Flyte makes local execution easy with flytectl, which sets up a sandbox container for testing workflows. Plus, it lets you run Python code locally, so you can test and debug your workflows before deploying them to the cloud.

Flyte emerges as a modern solution for virtually every aspect of tech workflows, offering the following key benefits

Comparison

Dag Versioning

While working on the weather data project in Airflow, one of the challenges I encountered was managing changes in the pipeline over time—a common issue known as DAG versioning. If you update a pipeline to add or modify tasks, there’s no native way to version these changes, run different versions side by side, or to rollback to previous task. User faces hard-time and more complexity while taking precautions like appending version numbers to DAG IDs, using Git for code tracking, or maintaining separate environments.
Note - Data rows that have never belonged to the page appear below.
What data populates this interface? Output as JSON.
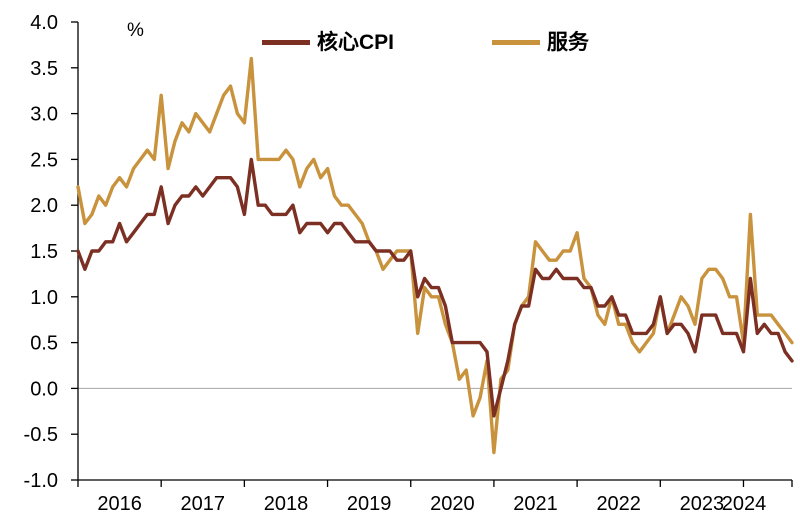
{
  "unit_label": "%",
  "chart_data": {
    "type": "line",
    "title": "",
    "xlabel": "",
    "ylabel": "%",
    "ylim": [
      -1.0,
      4.0
    ],
    "y_tick_step": 0.5,
    "y_tick_labels": [
      "4.0",
      "3.5",
      "3.0",
      "2.5",
      "2.0",
      "1.5",
      "1.0",
      "0.5",
      "0.0",
      "-0.5",
      "-1.0"
    ],
    "x_tick_labels": [
      "2016",
      "2017",
      "2018",
      "2019",
      "2020",
      "2021",
      "2022",
      "2023",
      "2024"
    ],
    "x_frequency": "monthly",
    "x_range": "2016-01 to 2024-08",
    "grid": false,
    "zero_line": true,
    "legend_position": "top-center",
    "axis_color": "#000000",
    "zero_line_color": "#a6a6a6",
    "series": [
      {
        "name": "核心CPI",
        "color": "#7c2f23",
        "values": [
          1.5,
          1.3,
          1.5,
          1.5,
          1.6,
          1.6,
          1.8,
          1.6,
          1.7,
          1.8,
          1.9,
          1.9,
          2.2,
          1.8,
          2.0,
          2.1,
          2.1,
          2.2,
          2.1,
          2.2,
          2.3,
          2.3,
          2.3,
          2.2,
          1.9,
          2.5,
          2.0,
          2.0,
          1.9,
          1.9,
          1.9,
          2.0,
          1.7,
          1.8,
          1.8,
          1.8,
          1.7,
          1.8,
          1.8,
          1.7,
          1.6,
          1.6,
          1.6,
          1.5,
          1.5,
          1.5,
          1.4,
          1.4,
          1.5,
          1.0,
          1.2,
          1.1,
          1.1,
          0.9,
          0.5,
          0.5,
          0.5,
          0.5,
          0.5,
          0.4,
          -0.3,
          0.0,
          0.3,
          0.7,
          0.9,
          0.9,
          1.3,
          1.2,
          1.2,
          1.3,
          1.2,
          1.2,
          1.2,
          1.1,
          1.1,
          0.9,
          0.9,
          1.0,
          0.8,
          0.8,
          0.6,
          0.6,
          0.6,
          0.7,
          1.0,
          0.6,
          0.7,
          0.7,
          0.6,
          0.4,
          0.8,
          0.8,
          0.8,
          0.6,
          0.6,
          0.6,
          0.4,
          1.2,
          0.6,
          0.7,
          0.6,
          0.6,
          0.4,
          0.3
        ]
      },
      {
        "name": "服务",
        "color": "#c9923d",
        "values": [
          2.2,
          1.8,
          1.9,
          2.1,
          2.0,
          2.2,
          2.3,
          2.2,
          2.4,
          2.5,
          2.6,
          2.5,
          3.2,
          2.4,
          2.7,
          2.9,
          2.8,
          3.0,
          2.9,
          2.8,
          3.0,
          3.2,
          3.3,
          3.0,
          2.9,
          3.6,
          2.5,
          2.5,
          2.5,
          2.5,
          2.6,
          2.5,
          2.2,
          2.4,
          2.5,
          2.3,
          2.4,
          2.1,
          2.0,
          2.0,
          1.9,
          1.8,
          1.6,
          1.5,
          1.3,
          1.4,
          1.5,
          1.5,
          1.5,
          0.6,
          1.1,
          1.0,
          1.0,
          0.7,
          0.5,
          0.1,
          0.2,
          -0.3,
          -0.1,
          0.3,
          -0.7,
          0.1,
          0.2,
          0.7,
          0.9,
          1.0,
          1.6,
          1.5,
          1.4,
          1.4,
          1.5,
          1.5,
          1.7,
          1.2,
          1.1,
          0.8,
          0.7,
          1.0,
          0.7,
          0.7,
          0.5,
          0.4,
          0.5,
          0.6,
          1.0,
          0.6,
          0.8,
          1.0,
          0.9,
          0.7,
          1.2,
          1.3,
          1.3,
          1.2,
          1.0,
          1.0,
          0.5,
          1.9,
          0.8,
          0.8,
          0.8,
          0.7,
          0.6,
          0.5
        ]
      }
    ]
  }
}
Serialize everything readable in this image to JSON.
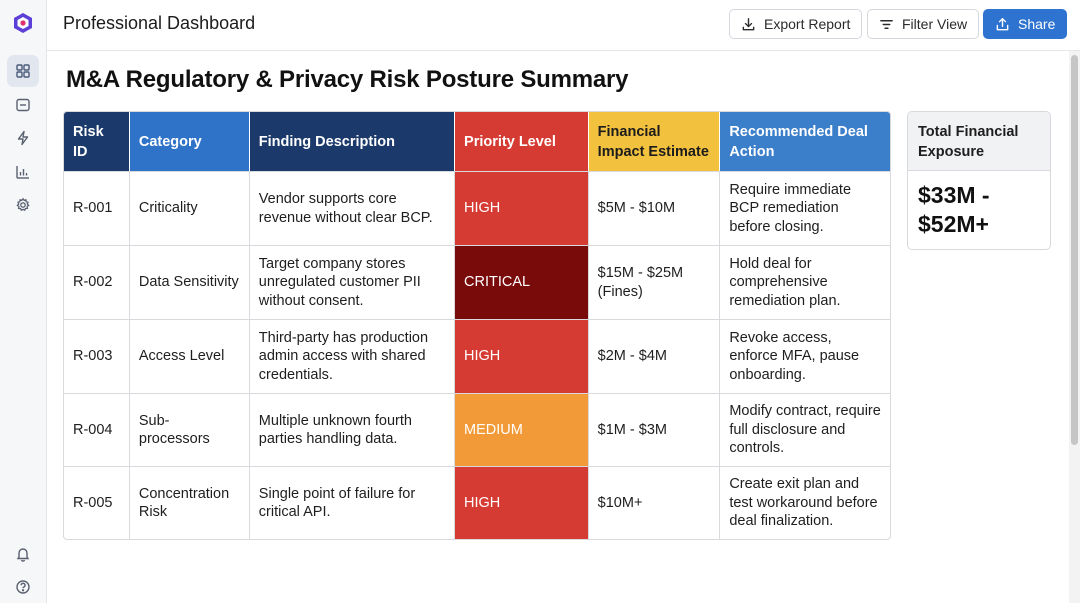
{
  "header": {
    "app_title": "Professional Dashboard",
    "buttons": {
      "export": {
        "label": "Export Report",
        "icon": "download-icon"
      },
      "filter": {
        "label": "Filter View",
        "icon": "filter-icon"
      },
      "share": {
        "label": "Share",
        "icon": "share-icon"
      }
    }
  },
  "sidebar": {
    "logo": "app-logo",
    "items": [
      {
        "icon": "grid-icon",
        "active": true
      },
      {
        "icon": "panel-icon",
        "active": false
      },
      {
        "icon": "lightning-icon",
        "active": false
      },
      {
        "icon": "bar-chart-icon",
        "active": false
      },
      {
        "icon": "gear-icon",
        "active": false
      }
    ],
    "bottom_items": [
      {
        "icon": "bell-icon"
      },
      {
        "icon": "help-icon"
      }
    ]
  },
  "main": {
    "title": "M&A Regulatory & Privacy Risk Posture Summary",
    "table": {
      "headers": [
        {
          "label": "Risk ID",
          "color": "#1b3a6b"
        },
        {
          "label": "Category",
          "color": "#2f73c9"
        },
        {
          "label": "Finding Description",
          "color": "#1b3a6b"
        },
        {
          "label": "Priority Level",
          "color": "#d63b33"
        },
        {
          "label": "Financial Impact Estimate",
          "color": "#f2c13d",
          "text_color": "#1c1c1c"
        },
        {
          "label": "Recommended Deal Action",
          "color": "#3b7ec9"
        }
      ],
      "rows": [
        {
          "id": "R-001",
          "category": "Criticality",
          "finding": "Vendor supports core revenue without clear BCP.",
          "priority": "HIGH",
          "priority_color": "#d63b33",
          "impact": "$5M - $10M",
          "action": "Require immediate BCP remediation before closing."
        },
        {
          "id": "R-002",
          "category": "Data Sensitivity",
          "finding": "Target company stores unregulated customer PII without consent.",
          "priority": "CRITICAL",
          "priority_color": "#7a0b0b",
          "impact": "$15M - $25M (Fines)",
          "action": "Hold deal for comprehensive remediation plan."
        },
        {
          "id": "R-003",
          "category": "Access Level",
          "finding": "Third-party has production admin access with shared credentials.",
          "priority": "HIGH",
          "priority_color": "#d63b33",
          "impact": "$2M - $4M",
          "action": "Revoke access, enforce MFA, pause onboarding."
        },
        {
          "id": "R-004",
          "category": "Sub-processors",
          "finding": "Multiple unknown fourth parties handling data.",
          "priority": "MEDIUM",
          "priority_color": "#f29a38",
          "priority_text_color": "#1c1c1c",
          "impact": "$1M - $3M",
          "action": "Modify contract, require full disclosure and controls."
        },
        {
          "id": "R-005",
          "category": "Concentration Risk",
          "finding": "Single point of failure for critical API.",
          "priority": "HIGH",
          "priority_color": "#d63b33",
          "impact": "$10M+",
          "action": "Create exit plan and test workaround before deal finalization."
        }
      ]
    },
    "exposure": {
      "label": "Total Financial Exposure",
      "value": "$33M - $52M+"
    }
  }
}
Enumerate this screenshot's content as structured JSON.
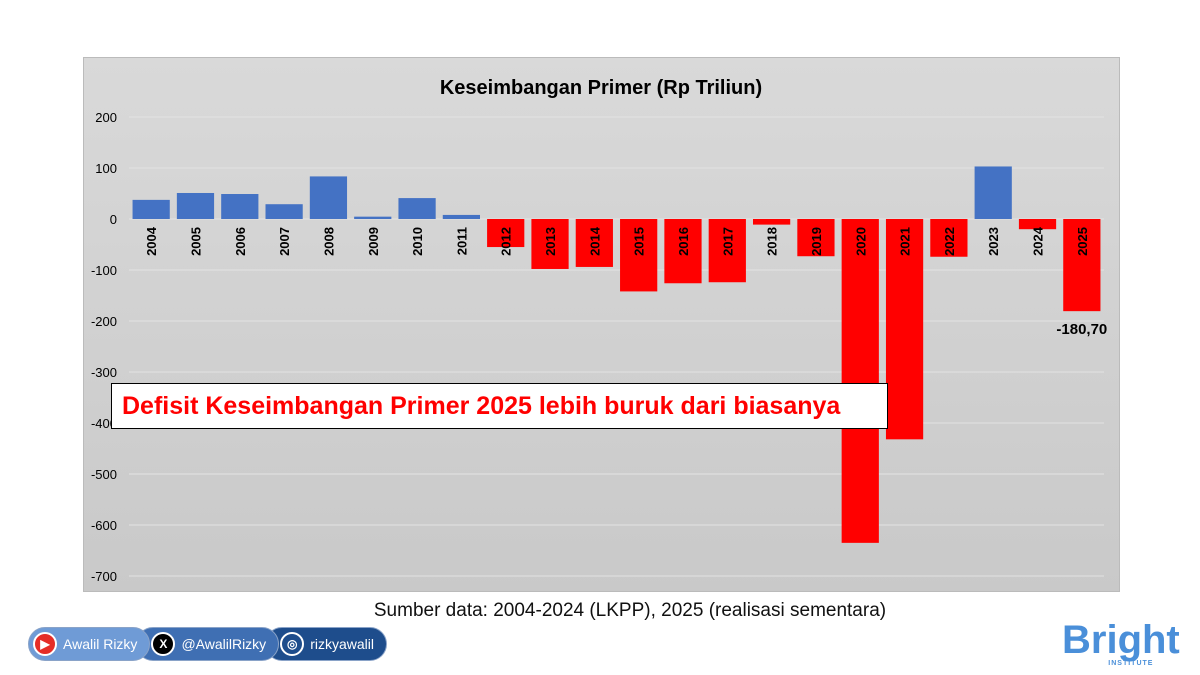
{
  "chart_data": {
    "type": "bar",
    "title": "Keseimbangan Primer (Rp Triliun)",
    "categories": [
      "2004",
      "2005",
      "2006",
      "2007",
      "2008",
      "2009",
      "2010",
      "2011",
      "2012",
      "2013",
      "2014",
      "2015",
      "2016",
      "2017",
      "2018",
      "2019",
      "2020",
      "2021",
      "2022",
      "2023",
      "2024",
      "2025"
    ],
    "values": [
      37.5,
      51,
      49,
      29,
      83.5,
      4.6,
      41,
      8,
      -55,
      -98,
      -94,
      -142,
      -126,
      -124,
      -11,
      -73,
      -635,
      -432,
      -74,
      103,
      -20,
      -180.7
    ],
    "ylim": [
      -700,
      200
    ],
    "yticks": [
      "200",
      "100",
      "0",
      "-100",
      "-200",
      "-300",
      "-400",
      "-500",
      "-600",
      "-700"
    ],
    "ytick_values": [
      200,
      100,
      0,
      -100,
      -200,
      -300,
      -400,
      -500,
      -600,
      -700
    ],
    "grid": true,
    "colors": {
      "positive": "#4472c4",
      "negative": "#ff0000"
    },
    "data_label": {
      "category": "2025",
      "text": "-180,70"
    },
    "xlabel": "",
    "ylabel": ""
  },
  "callout": "Defisit Keseimbangan Primer 2025 lebih buruk dari biasanya",
  "source": "Sumber data: 2004-2024 (LKPP), 2025 (realisasi sementara)",
  "social": [
    {
      "icon": "youtube-icon",
      "label": "Awalil Rizky"
    },
    {
      "icon": "x-icon",
      "label": "@AwalilRizky"
    },
    {
      "icon": "instagram-icon",
      "label": "rizkyawalil"
    }
  ],
  "logo": {
    "name": "Bright",
    "sub": "INSTITUTE"
  }
}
In contrast, Dagster solves this problem effectively with its asset-centric approach, built-in support for backfills, and asset snapshots. Each asset is versioned independently, so if any new asset is updated it doesn’t disrupt the other.

As the modern data stack has grown and is still growing, tools can't just limit themselves to only executing, managing, and optimizing data assets anymore. They need to fit into the entire development workflow—from local testing to production deployments—while being cloud-native to support scalability and flexibility.

Whereas,
Flyte addresses DAG versioning seamlessly by supporting versioned workflows natively. When you update or modify a task, Flyte allows you to track and manage different workflow versions without disrupting ongoing processes. Flyte enables you to test updated tasks without affecting the entire workflow, ensuring smoother iteration and flexibility.

Scaling

In data engineering, scaling up is something Dagster handles really well with its flexible architecture for handling large data workflows whereas in Airflow managing resources and scaling can be challenging. However, when it comes to machine learning, Flyte stands out as the more favorable choice, thanks to its built-in support for ML workflows, model versioning, and Kubernetes-based scalability.

Modern AI Orchestration

When you compare Airflow, Dagster, and Flyte, it's clear how they handle different project needs. Like in our weather data project. Airflow excels in scheduling tasks but falls short when you need AI-specific task or handle high-volume, real-time data like in weather prediction models. Dagster focuses heavily on the data-driven approach, which is great, but it lacks some of the dynamic scalability that a complex project like weather forecasting requires. Flyte, however, shines when it comes to AI orchestration. It handles intensive workloads, scales effectively for complex data processing, and automates the workflow, making it ideal for things like predicting weather patterns or managing large sets of weather-related data, all while being efficient and reliable.

CONCLUSION

When deciding between the tools, consider the scale and focus of your workflows. If you need flexibility in pipeline structure and asset management, Dagster is a strong contender. For machine learning workflows with the added benefit of seamless scaling, Flyte should be your go-to solution. Meanwhile, if you are managing straightforward, traditional data engineering tasks, Airflow’s simplicity will still make it a valuable tool. Each of these tools brings unique features and advantages, so understanding your project’s needs will guide you toward the optimal choice.